Expense and Cash Management
- Evaluate cost structure to see what can be scaled back temporarily (facilities, travel, contractor usage).
- Ration cash reserves (e.g., payroll, critical suppliers and revenue-generating investments).
- Accelerate billing/invoicing through to the CO or relevant agency before shutdown.
- Investigate alternate financing or lines of credit if necessary.
Workforce Planning
- Determine how many pay cycles your organization can float.
- Temporarily reassign or cross-train staff to maintain productivity and preserve institutional knowledge.
- Retain “core” staff needed for immediate rebound
- If layoffs or furloughs are unavoidable, plan them to minimize disruption and preserve critical capabilities.
- Ensure compliance with labor law (e.g. wages, benefits, notice) if workforce reductions become necessary.
Scenario Planning and Post-Shutdown Readiness
- Develop plans for multiple shutdown duration scenarios: short (e.g. <7 days), medium (2–4 weeks), long (>1 month).
- Monitor public signals (Congress, appropriations bills, OMB memos, GovWin analysis) for advance notice. Establish a shutdown “watch team” to monitor developments and cascade information as it develops.
- Set internal thresholds (cash burn buffer, contract suspension triggers).
- Develop pre-defined “restart” playbooks: which contracts to resume first, communications, staffing and technical remobilization strategies.
- Prepare proposal templates, cost models and transition plans for when procurement cycles resume.

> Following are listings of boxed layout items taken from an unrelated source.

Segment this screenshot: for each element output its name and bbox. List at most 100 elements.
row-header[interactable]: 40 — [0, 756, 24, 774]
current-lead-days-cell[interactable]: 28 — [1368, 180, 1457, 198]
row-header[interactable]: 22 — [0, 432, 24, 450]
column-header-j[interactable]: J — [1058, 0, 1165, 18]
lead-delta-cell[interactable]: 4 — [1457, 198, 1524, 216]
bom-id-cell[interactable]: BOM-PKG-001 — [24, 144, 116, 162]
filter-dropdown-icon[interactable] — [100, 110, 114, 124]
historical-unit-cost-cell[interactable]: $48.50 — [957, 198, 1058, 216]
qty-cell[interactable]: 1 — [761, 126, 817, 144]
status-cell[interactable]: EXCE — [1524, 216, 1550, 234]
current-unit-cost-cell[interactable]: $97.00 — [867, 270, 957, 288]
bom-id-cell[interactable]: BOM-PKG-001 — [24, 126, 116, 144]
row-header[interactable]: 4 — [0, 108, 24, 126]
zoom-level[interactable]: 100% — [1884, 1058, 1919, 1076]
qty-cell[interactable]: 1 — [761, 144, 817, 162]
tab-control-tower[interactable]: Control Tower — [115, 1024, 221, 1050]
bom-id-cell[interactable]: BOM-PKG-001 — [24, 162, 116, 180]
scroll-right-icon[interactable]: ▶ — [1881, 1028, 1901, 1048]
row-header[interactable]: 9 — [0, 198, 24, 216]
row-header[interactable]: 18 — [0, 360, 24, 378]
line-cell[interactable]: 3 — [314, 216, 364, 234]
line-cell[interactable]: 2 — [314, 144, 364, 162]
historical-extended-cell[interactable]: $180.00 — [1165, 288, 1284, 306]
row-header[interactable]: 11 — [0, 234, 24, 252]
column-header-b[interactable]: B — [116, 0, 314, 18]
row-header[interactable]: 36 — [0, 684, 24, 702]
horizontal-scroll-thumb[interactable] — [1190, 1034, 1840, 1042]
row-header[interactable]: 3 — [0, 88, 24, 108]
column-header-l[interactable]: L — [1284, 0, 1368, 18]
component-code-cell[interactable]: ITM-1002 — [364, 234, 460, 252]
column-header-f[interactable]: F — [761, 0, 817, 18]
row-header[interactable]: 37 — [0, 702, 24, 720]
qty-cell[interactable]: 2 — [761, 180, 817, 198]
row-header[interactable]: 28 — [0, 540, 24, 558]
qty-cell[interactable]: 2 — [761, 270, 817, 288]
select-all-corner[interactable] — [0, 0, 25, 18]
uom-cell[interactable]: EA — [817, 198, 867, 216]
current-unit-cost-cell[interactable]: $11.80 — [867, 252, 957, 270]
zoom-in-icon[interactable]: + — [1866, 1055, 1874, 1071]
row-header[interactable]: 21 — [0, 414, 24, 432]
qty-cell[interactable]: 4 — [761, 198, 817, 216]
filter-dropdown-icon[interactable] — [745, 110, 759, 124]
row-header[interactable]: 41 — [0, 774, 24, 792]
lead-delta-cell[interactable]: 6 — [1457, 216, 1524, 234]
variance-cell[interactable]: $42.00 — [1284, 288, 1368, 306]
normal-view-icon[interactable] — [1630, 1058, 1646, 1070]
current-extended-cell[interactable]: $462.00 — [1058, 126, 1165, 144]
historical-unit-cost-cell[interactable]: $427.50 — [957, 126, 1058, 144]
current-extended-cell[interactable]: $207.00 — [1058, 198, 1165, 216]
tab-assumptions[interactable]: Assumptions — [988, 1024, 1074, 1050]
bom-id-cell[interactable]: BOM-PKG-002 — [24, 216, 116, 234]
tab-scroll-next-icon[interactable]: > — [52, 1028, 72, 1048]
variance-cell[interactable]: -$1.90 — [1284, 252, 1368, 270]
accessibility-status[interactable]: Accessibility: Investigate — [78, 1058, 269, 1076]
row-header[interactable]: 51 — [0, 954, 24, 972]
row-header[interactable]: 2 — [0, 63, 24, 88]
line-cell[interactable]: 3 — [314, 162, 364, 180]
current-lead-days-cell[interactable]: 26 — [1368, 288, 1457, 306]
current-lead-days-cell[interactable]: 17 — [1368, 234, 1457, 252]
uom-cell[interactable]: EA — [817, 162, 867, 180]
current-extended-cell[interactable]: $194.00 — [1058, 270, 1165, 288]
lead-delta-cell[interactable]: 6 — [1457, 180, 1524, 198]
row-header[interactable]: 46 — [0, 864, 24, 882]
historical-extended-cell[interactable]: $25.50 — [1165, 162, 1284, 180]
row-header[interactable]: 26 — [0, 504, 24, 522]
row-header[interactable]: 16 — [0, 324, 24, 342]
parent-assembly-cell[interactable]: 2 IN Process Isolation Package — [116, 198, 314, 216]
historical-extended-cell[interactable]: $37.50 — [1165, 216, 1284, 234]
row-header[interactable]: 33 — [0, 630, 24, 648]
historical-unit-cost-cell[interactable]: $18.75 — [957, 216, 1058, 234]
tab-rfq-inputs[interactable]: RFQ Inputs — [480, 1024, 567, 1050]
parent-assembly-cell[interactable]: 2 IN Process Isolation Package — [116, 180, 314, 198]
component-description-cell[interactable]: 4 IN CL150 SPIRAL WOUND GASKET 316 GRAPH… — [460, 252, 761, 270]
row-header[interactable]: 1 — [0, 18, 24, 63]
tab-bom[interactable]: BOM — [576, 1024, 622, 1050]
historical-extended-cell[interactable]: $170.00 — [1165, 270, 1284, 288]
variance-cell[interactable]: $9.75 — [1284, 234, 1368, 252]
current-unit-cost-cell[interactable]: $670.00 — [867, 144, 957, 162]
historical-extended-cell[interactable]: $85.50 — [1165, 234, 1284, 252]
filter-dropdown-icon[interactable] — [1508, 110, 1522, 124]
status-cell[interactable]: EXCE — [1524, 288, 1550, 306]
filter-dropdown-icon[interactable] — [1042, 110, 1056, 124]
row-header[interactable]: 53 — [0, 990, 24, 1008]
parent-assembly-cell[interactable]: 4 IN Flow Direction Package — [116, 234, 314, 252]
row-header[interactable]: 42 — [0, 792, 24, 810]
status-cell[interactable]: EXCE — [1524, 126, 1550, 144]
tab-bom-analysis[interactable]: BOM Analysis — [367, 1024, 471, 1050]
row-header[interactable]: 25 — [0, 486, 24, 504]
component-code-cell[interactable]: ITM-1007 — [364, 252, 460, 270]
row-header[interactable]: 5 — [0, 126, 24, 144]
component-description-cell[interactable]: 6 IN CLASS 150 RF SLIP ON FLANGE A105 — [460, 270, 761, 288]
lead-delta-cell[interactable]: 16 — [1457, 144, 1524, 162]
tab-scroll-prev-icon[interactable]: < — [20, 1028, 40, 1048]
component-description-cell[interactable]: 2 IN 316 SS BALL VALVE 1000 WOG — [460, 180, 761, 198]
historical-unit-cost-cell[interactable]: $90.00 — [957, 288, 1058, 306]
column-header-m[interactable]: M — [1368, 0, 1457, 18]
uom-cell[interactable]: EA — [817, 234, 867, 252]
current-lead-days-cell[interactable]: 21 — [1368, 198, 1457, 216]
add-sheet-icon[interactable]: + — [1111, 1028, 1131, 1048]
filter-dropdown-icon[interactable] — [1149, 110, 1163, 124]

- Be ready to pursue newly funding opportunities and agencies quickly; agencies will prioritize clearly procurement backlogs.
- Ensure your systems, compliance, and audits are ready (e.g. DCAA, financial, reporting).
- Prepare “reopening readiness” insights to employees, partners, clients and prospects.
The best strategies for shutdowns involve planning for multiple scenarios across all impacted parts of the business, while also planning to hit the ground running when the shutdown is over.